May 31, 2025

The Golden Couple

Author: Greer Hendricks and Sarah Pekkanen
Genre: Thriller
Publisher: St. Martin's Publishing Group, 2023
Pages: 352
Rating: Highly Recommend

Synopsis: Wealthy Washington suburbanites Marissa and Matthew Bishop seem to have it all - until Marissa is unfaithful. Beneath their veneer of perfection is a relationship riven by work and lack of intimacy. She wants to repair things for the sake of their eight-year-old son and because she loves her husband. Enter Avery Chambers.

Avery is a therapist who lost her professional license. Still, it doesn't stop her from counseling those in crisis, though they have to adhere to her unorthodox methods. And the Bishops are desperate.

When they glide though Avery's door and Marissa reveals her infidelity, all three are set on a collision course. Because the biggest secrets in the room are still hidden, and it's no longer simply a marriage that's in danger.

Review: Yay! After a dry spell of many books that I simply did not enjoy, I loved this book. Definitely the best book this team of authors has ave written.

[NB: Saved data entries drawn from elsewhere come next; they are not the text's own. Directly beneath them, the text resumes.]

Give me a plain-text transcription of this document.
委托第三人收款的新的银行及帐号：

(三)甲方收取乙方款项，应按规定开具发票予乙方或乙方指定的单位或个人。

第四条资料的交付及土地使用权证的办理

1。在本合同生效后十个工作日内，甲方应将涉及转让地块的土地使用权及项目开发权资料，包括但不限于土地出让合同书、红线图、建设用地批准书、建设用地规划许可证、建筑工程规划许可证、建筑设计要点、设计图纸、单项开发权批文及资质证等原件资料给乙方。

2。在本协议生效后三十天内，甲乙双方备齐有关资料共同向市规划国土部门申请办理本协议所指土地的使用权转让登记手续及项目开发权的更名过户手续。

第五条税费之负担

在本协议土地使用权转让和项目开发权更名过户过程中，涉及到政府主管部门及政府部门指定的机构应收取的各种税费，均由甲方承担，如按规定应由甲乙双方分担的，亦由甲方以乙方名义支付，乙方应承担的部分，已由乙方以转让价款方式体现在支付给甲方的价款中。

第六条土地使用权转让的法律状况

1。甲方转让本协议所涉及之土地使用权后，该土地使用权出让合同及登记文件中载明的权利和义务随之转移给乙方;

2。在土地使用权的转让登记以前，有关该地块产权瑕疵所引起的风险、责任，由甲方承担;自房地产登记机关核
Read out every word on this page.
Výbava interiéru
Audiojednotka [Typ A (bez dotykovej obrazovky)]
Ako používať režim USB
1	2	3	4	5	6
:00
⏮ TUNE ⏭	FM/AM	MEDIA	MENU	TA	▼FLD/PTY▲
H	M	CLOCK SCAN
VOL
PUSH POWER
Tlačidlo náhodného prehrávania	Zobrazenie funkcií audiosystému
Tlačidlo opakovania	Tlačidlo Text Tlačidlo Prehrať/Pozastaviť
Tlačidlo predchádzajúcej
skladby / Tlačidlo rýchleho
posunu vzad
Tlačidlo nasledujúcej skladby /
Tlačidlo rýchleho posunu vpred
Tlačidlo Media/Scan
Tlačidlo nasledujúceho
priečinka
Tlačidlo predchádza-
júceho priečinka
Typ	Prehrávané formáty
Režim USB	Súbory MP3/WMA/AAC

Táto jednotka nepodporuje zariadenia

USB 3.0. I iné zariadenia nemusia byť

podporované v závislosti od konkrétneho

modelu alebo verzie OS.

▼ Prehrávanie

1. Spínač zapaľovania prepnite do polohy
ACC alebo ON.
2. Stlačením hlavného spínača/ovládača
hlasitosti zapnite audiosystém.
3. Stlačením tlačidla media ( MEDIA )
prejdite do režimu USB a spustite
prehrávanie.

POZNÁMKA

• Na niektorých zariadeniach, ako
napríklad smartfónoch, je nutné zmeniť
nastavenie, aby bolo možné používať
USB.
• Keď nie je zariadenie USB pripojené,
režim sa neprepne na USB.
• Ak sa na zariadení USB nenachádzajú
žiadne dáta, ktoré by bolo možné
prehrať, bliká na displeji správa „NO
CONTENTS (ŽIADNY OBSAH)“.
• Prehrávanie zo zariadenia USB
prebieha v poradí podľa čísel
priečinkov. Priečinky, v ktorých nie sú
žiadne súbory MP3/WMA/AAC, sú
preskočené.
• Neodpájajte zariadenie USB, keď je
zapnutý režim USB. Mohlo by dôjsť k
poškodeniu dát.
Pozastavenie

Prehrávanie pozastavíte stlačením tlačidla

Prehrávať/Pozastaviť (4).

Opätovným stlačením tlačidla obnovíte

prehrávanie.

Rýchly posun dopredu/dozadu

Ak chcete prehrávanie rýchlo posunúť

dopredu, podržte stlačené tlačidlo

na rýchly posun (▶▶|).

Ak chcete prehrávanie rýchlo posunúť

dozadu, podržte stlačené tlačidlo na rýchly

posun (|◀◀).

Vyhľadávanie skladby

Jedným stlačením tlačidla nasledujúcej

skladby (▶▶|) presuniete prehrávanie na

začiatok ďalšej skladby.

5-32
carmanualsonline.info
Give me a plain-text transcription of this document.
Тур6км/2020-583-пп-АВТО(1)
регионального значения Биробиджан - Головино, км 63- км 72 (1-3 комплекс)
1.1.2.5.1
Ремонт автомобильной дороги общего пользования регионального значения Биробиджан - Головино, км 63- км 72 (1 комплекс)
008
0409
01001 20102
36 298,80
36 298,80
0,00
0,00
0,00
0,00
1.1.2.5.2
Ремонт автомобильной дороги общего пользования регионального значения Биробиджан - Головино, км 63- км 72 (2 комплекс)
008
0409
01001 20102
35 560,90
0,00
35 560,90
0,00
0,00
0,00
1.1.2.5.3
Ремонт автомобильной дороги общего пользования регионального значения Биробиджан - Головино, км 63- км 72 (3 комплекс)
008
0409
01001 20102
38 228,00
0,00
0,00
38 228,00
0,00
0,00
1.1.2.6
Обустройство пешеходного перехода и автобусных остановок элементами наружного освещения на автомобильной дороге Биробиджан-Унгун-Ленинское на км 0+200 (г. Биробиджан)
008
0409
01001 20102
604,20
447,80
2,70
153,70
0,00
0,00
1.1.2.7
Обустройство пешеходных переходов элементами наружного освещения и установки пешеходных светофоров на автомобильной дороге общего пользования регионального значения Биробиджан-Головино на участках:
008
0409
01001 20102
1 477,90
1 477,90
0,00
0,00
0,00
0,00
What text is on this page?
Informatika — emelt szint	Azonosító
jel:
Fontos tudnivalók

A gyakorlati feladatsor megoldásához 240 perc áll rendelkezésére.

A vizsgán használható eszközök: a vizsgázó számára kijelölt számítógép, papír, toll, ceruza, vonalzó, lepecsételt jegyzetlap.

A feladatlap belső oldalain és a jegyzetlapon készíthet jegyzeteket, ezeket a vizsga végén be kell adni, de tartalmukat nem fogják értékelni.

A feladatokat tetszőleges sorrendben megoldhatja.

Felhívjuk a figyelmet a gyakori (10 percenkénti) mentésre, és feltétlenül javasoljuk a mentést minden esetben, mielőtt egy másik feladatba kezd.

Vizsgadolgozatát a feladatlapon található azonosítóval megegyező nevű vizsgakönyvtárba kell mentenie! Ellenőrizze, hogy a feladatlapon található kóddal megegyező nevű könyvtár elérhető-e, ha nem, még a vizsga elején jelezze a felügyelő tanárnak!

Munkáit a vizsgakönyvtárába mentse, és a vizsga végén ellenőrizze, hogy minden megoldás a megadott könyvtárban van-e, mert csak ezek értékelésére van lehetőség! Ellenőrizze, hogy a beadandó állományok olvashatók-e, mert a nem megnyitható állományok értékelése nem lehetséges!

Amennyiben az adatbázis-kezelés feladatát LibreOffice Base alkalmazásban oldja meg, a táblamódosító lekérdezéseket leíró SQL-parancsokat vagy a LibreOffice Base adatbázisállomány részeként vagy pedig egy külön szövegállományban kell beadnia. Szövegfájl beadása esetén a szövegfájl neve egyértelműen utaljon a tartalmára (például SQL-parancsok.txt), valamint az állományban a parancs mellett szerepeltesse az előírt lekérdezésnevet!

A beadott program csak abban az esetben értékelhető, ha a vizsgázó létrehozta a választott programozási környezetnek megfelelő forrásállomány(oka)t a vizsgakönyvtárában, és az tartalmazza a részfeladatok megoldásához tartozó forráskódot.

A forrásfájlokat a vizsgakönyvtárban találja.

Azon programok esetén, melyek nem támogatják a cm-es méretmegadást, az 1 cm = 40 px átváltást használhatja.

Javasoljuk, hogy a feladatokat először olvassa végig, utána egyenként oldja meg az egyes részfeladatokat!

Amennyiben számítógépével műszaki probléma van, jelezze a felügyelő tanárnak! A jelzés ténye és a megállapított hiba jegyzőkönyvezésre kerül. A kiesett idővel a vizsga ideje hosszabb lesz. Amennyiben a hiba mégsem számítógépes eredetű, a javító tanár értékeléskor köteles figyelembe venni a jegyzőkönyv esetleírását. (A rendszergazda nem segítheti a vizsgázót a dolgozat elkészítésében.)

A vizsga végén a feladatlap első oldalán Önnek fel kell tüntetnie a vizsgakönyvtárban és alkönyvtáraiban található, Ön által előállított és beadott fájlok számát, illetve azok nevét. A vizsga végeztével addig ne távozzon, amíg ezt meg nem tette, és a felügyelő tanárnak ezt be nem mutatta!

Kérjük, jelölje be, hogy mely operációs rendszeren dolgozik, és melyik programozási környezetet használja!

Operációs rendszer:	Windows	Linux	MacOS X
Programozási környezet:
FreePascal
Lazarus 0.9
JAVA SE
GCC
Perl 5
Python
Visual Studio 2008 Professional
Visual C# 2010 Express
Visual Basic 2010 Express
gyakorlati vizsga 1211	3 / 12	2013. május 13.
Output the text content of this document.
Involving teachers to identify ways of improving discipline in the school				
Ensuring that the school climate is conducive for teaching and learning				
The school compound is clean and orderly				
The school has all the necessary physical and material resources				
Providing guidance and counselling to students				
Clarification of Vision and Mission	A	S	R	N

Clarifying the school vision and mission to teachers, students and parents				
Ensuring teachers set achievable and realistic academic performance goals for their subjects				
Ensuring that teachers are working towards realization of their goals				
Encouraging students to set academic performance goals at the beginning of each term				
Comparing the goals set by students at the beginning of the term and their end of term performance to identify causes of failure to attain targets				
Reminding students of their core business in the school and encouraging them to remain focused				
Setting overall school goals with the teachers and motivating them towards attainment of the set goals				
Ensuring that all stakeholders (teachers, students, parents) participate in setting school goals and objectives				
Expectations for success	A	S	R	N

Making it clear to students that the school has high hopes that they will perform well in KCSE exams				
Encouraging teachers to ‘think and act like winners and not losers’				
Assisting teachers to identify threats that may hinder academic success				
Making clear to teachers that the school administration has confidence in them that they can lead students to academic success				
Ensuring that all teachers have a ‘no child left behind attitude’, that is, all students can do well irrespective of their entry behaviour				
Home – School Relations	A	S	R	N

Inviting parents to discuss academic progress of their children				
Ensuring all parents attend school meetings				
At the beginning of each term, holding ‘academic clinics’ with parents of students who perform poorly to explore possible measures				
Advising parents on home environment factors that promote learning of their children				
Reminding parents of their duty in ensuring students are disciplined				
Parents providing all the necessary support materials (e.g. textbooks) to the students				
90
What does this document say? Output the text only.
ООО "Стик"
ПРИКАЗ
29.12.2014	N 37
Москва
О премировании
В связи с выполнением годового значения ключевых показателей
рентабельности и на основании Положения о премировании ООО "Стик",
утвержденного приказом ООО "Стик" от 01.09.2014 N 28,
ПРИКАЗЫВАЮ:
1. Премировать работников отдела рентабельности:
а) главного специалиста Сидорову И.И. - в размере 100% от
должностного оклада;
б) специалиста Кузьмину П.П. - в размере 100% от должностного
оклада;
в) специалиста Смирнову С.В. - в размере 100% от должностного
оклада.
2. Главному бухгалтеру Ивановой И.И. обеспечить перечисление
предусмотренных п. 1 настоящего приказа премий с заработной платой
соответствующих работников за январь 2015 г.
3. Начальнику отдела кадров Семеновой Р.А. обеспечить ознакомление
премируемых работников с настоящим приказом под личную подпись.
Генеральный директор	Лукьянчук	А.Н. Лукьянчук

Other novels by Greer Hendricks and Sarah Pekkanen
An Anonymous Girl
The Wife Between Us

May 30, 2025

Save What's Left

Author: Elizabeth Castellano
Genre: Fiction
Publisher: Knopf Doubleday Publishing Group, 2024
Pages: 304
Rating: Do Not Recommend

Synopsis: When Kathleen Deane's husband, Tom, tells her he's no longer happy with his life and their marriage, Kathleen is confused. They live in Kansas. They've been married thirty years. Who said anything about being happy? But with Tom off finding himself, Kathleen starts to think about what she wants. And her thought lead her to a small beach community on the east coast, a town called Whitbey that has always looked lovely in the Christmas letters her childhood friend Josie sends every year. 

It turns out, though, that life in Whitbey is nothing like Josie's letters. Kathleen's new neighbor, Rosemary, is cantankerous, and the town's supervisor won't return Kathleen's emails, but worst of all is the Sugar Cube, the monstrosity masquerading as a holiday home that Kathleen's absentee neighbors are building next door to her quaint (read: tiny) cottage. As Kathleen gets more and more involved in a fight against the Sugar Cube and town politics overall, she realizes that Whitbey may not be a fairytale, but it's exactly what she needed.

Review: My book picker is broken. This is another book that I simply didn't love. It's a GMA Book Club pick and People magazine posted rave reviews as well, but real people aren't rating it favorably on Goodreads and elsewhere.

It had the potential to be cute or even funny, but it wasn't either. Ugh.

May 20, 2025

The Unexpected Diva

Author: Tiffany L. Warren
Genre: Historical Fiction
Publisher: HarperCollins, 2025
Pages: 432
Rating: 

Synopsis: Born into slavery on a Mississippi plantation, Elizabeth Taylor Greenfield has been raised in the safety of Philadelphia's Quaker community by a wealthy adoptive mother. Sheltered and educated, Eliza's happy childhood always included music lessons to nurture her unique gift: a glorious three octave singing voice that leaves listeners in awe. But on the eve of her twenty-fourth birthday, young Eliza's world is thrown into a tailspin when her mother dies.

Eliza's inheritance is contested by her mother's white cousins, leaving her few options. She can marry her longtime beau, Lucien, though she has no desire to be a wife and mother. Or she can work as a tutor for rich families. Her mother's dying wish was for Eliza to pursue her talent and become a professional singer, but that grand vision now seems out of reach.

When a chance performance on a steamboat to Buffalo, New York, leads to a surprising opportunity, fearless Eliza seizes her moment. Within a year she is touring America, singing to packed houses, and igniting controversy wherever she goes. In a country captivated by "the Swedish Nightingale" Jenny Lind, Eliza is billed by tour promoters as "the Black Swan." An unlikely diva, Eliza is tall, dark-skinned, and robust of figure compared to the petite European prima donna, but even the harshest critics can't deny Eliza's extraordinary gift. Menaced by racist crowds, threatened by slave-catchers who kidnap free Black people, Eliza lives a public life full of risk, but one which holds the promise of great riches, and the freedoms those buy.

Review: A fictional account of a real person, this novel started out slow. Just as I was thinking I could not endure 432 pages whining about a man she was engaged to marry, but did not love, the author put Eliza on a boat bound for Buffalo and the novel was off to the races. I really enjoyed this novel.